Meeting both business and personal demands has long been a juggling act for women entrepreneurs. Between the long hours, travel, meetings and employee and customer challenges, there’s little time left for personal needs. Still, leading a rich, well-rounded life is as essential to your business success as it is to your sanity.
We asked Canada’s leading businesswomen to tell us how they effectively manage work/life balance. Each issue we’ll bring you the tactics and strategies that help women grow their companies and careers, while still finding a little “me” time to help deal with the personal commitments of life.
Sandra Wilson founded Robeez Footwear Ltd., a Burnaby, B.C.-based manufacturer and marketer of soft-soled leather shoes for infants and toddlers. Since starting Robeez in 1994, Wilson has grown it from a home-based business to an international success with offices and distribution throughout North America, Europe and Australia. Earlier this month, Wilson sold the company to U.S.-based Stride Right Corp. for $30.5 million. She will remain with the company as a consultant.
There’s no cookie-cutter solution for balancing personal and work life, but Wilson, 46, has tapped into one common truth: “It’s all about making choices.” For her, balance has come by deciding what’s important, then setting personal limits and defining boundaries.
“It’s important for me to have time for myself and time to spend with my family, and to be fulfilled at work,” she says. While that’s a harder balance to strike when you’re in the early stages of building a business, she admits, she’s now found a formula that works for her.
She works on the computer from home each morning while her 13-year-old son Robert (after whom the company is named) wakes up and gets ready for school. She arrives at her office between 9 and 9:30 a.m., and returns home by 6:30 p.m. “I’ve got a great husband who does the afternoon shift and prepares the meal. That’s a big help,” she says.

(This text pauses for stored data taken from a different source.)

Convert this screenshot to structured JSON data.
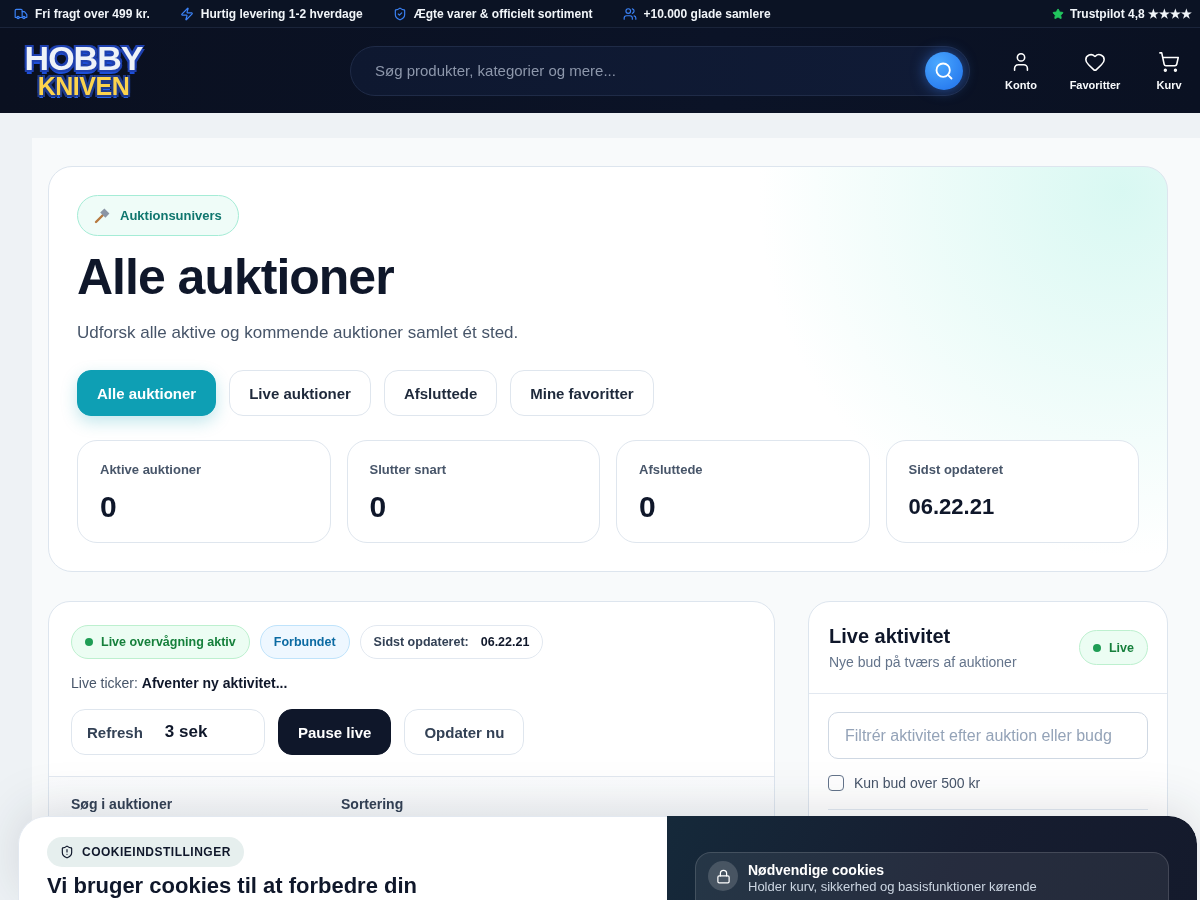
{
  "top_bar": {
    "items": [
      {
        "kind": "truck",
        "text": "Fri fragt over 499 kr."
      },
      {
        "kind": "bolt",
        "text": "Hurtig levering 1-2 hverdage"
      },
      {
        "kind": "shield",
        "text": "Ægte varer & officielt sortiment"
      },
      {
        "kind": "users",
        "text": "+10.000 glade samlere"
      }
    ],
    "rating": {
      "text": "Trustpilot 4,8 ★★★★"
    }
  },
  "header": {
    "logo": {
      "line_1": "HOBBY",
      "line_2": "KNIVEN"
    },
    "search": {
      "placeholder": "Søg produkter, kategorier og mere..."
    },
    "nav": [
      {
        "kind": "user",
        "label": "Konto"
      },
      {
        "kind": "heart",
        "label": "Favoritter"
      },
      {
        "kind": "cart",
        "label": "Kurv"
      }
    ]
  },
  "hero": {
    "badge": "Auktionsunivers",
    "title": "Alle auktioner",
    "subtitle": "Udforsk alle aktive og kommende auktioner samlet ét sted.",
    "tabs": [
      {
        "label": "Alle auktioner",
        "selected": true
      },
      {
        "label": "Live auktioner",
        "selected": false
      },
      {
        "label": "Afsluttede",
        "selected": false
      },
      {
        "label": "Mine favoritter",
        "selected": false
      }
    ],
    "stats": [
      {
        "kind": "count",
        "label": "Aktive auktioner",
        "value": "0"
      },
      {
        "kind": "count",
        "label": "Slutter snart",
        "value": "0"
      },
      {
        "kind": "count",
        "label": "Afsluttede",
        "value": "0"
      },
      {
        "kind": "time",
        "label": "Sidst opdateret",
        "value": "06.22.21"
      }
    ]
  },
  "live_panel": {
    "status_pills": [
      {
        "kind": "live",
        "text": "Live overvågning aktiv"
      },
      {
        "kind": "connected",
        "text": "Forbundet"
      },
      {
        "kind": "updated",
        "text": "Sidst opdateret: **06.22.21**"
      }
    ],
    "ticker": "Live ticker: **Afventer ny aktivitet...**",
    "refresh": {
      "label": "Refresh",
      "value": "3 sek"
    },
    "buttons": [
      {
        "kind": "primary",
        "label": "Pause live"
      },
      {
        "kind": "secondary",
        "label": "Opdater nu"
      }
    ],
    "filters": [
      {
        "label": "Søg i auktioner"
      },
      {
        "label": "Sortering"
      }
    ]
  },
  "activity": {
    "title": "Live aktivitet",
    "subtitle": "Nye bud på tværs af auktioner",
    "badge": "Live",
    "filter": {
      "placeholder": "Filtrér aktivitet efter auktion eller budg"
    },
    "only_high_bids": {
      "label": "Kun bud over 500 kr",
      "checked": false
    }
  },
  "cookie_banner": {
    "badge": "COOKIEINDSTILLINGER",
    "heading": "Vi bruger cookies til at forbedre din",
    "categories": [
      {
        "title": "Nødvendige cookies",
        "description": "Holder kurv, sikkerhed og basisfunktioner kørende"
      }
    ]
  }
}
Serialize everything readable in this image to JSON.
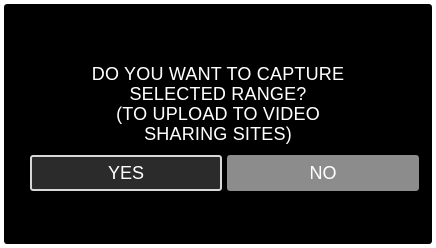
{
  "dialog": {
    "message_lines": [
      "DO YOU WANT TO CAPTURE",
      "SELECTED RANGE?",
      "(TO UPLOAD TO VIDEO",
      "SHARING SITES)"
    ],
    "yes_label": "YES",
    "no_label": "NO",
    "selected_button": "YES"
  },
  "colors": {
    "screen_background": "#000000",
    "text": "#ffffff",
    "selected_button_fill": "#2b2b2b",
    "selected_button_border": "#d8d8d8",
    "unselected_button_fill": "#8c8c8c"
  }
}
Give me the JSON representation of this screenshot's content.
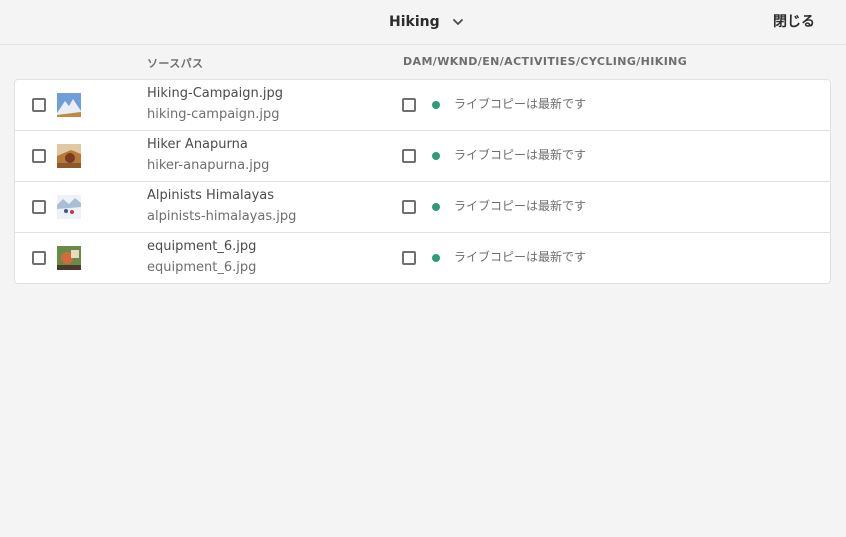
{
  "header": {
    "title": "Hiking",
    "close_label": "閉じる"
  },
  "columns": {
    "source": "ソースパス",
    "destination": "DAM/WKND/EN/ACTIVITIES/CYCLING/HIKING"
  },
  "colors": {
    "status_dot": "#2d9d78",
    "background": "#f4f4f4"
  },
  "rows": [
    {
      "title": "Hiking-Campaign.jpg",
      "filename": "hiking-campaign.jpg",
      "status": "ライブコピーは最新です"
    },
    {
      "title": "Hiker Anapurna",
      "filename": "hiker-anapurna.jpg",
      "status": "ライブコピーは最新です"
    },
    {
      "title": "Alpinists Himalayas",
      "filename": "alpinists-himalayas.jpg",
      "status": "ライブコピーは最新です"
    },
    {
      "title": "equipment_6.jpg",
      "filename": "equipment_6.jpg",
      "status": "ライブコピーは最新です"
    }
  ]
}
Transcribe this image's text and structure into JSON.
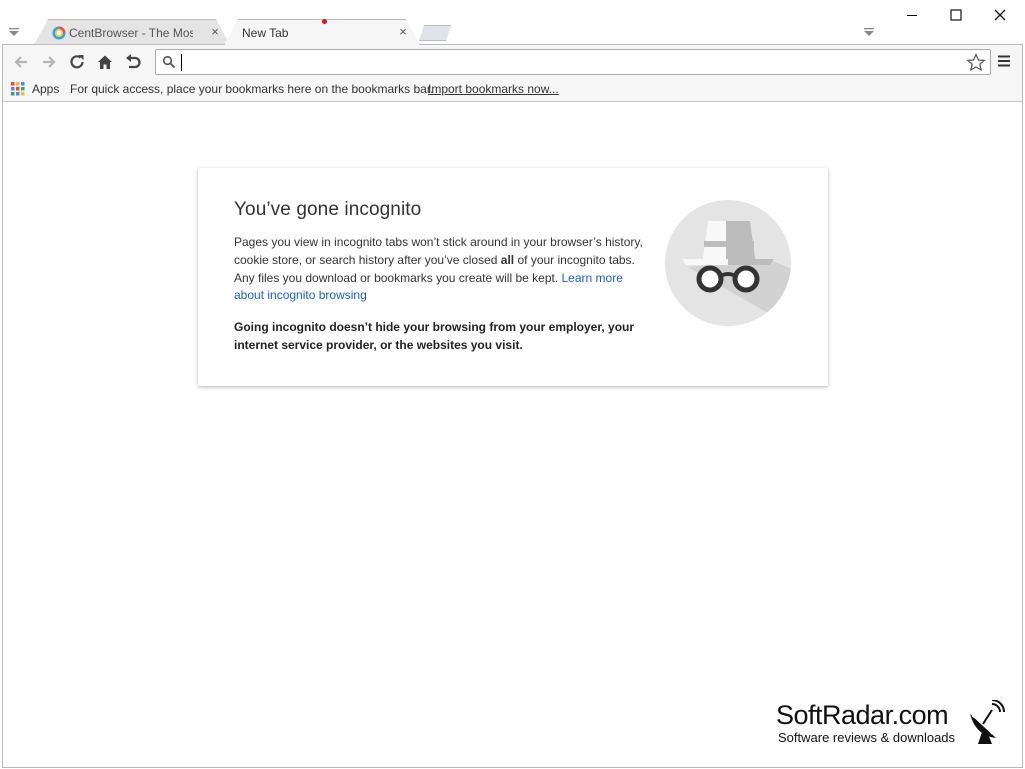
{
  "tabs": [
    {
      "title": "CentBrowser - The Most F",
      "close": "×"
    },
    {
      "title": "New Tab",
      "close": "×"
    }
  ],
  "omnibox": {
    "value": "",
    "placeholder": ""
  },
  "bookmarks": {
    "apps_label": "Apps",
    "hint": "For quick access, place your bookmarks here on the bookmarks bar.",
    "import_link": "Import bookmarks now..."
  },
  "incognito": {
    "title": "You’ve gone incognito",
    "body_part1": "Pages you view in incognito tabs won’t stick around in your browser’s history, cookie store, or search history after you’ve closed ",
    "body_bold": "all",
    "body_part2": " of your incognito tabs. Any files you download or bookmarks you create will be kept. ",
    "learn_more": "Learn more about incognito browsing",
    "warning": "Going incognito doesn’t hide your browsing from your employer, your internet service provider, or the websites you visit."
  },
  "watermark": {
    "title": "SoftRadar.com",
    "subtitle": "Software reviews & downloads"
  },
  "colors": {
    "link": "#1a5ed1",
    "recording_dot": "#e81010",
    "incognito_bg": "#e4e4e4"
  }
}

Wilson protects her weekends as sacred “family time”, and takes almost every Friday off to shop, run errands, do renovations or other home stuff that doesn’t get done on the weekends. Exercise is also important to Wilson so she rises at 6 a.m to go running with friends. “That might not suit everyone, but that works for me.”
To help set boundaries, Wilson limits others’ access to her during non-work hours. E-mail is never far away, but she won’t carry a PDA, calling some people’s need to stay in constant touch with the office “an addiction”.
The key to keeping work and home separate is creating a business that can run without you. “It’s been very much about building a team around me, one that I can rely on and trust and I know are passionate about the business, knowing that I can leave it in good hands. So when I’m not here, I’m not fretting about the business,” she says. “I think a lot of entrepreneurs have trouble doing that.” She shares pressures and tough decisions with her two partners, trusts her employees and can rely on family and friends for support as well.
As a result, she’s only missed a handful of her son’s hockey games over the past seven years: “That’s a priority for me. I love going and I want to be there.”
Feeling fulfilled doesn’t necessarily mean splitting work and personal time 50-50. The important thing, says Wilson, “is having the two in balance – or at least a balance that you can live with.”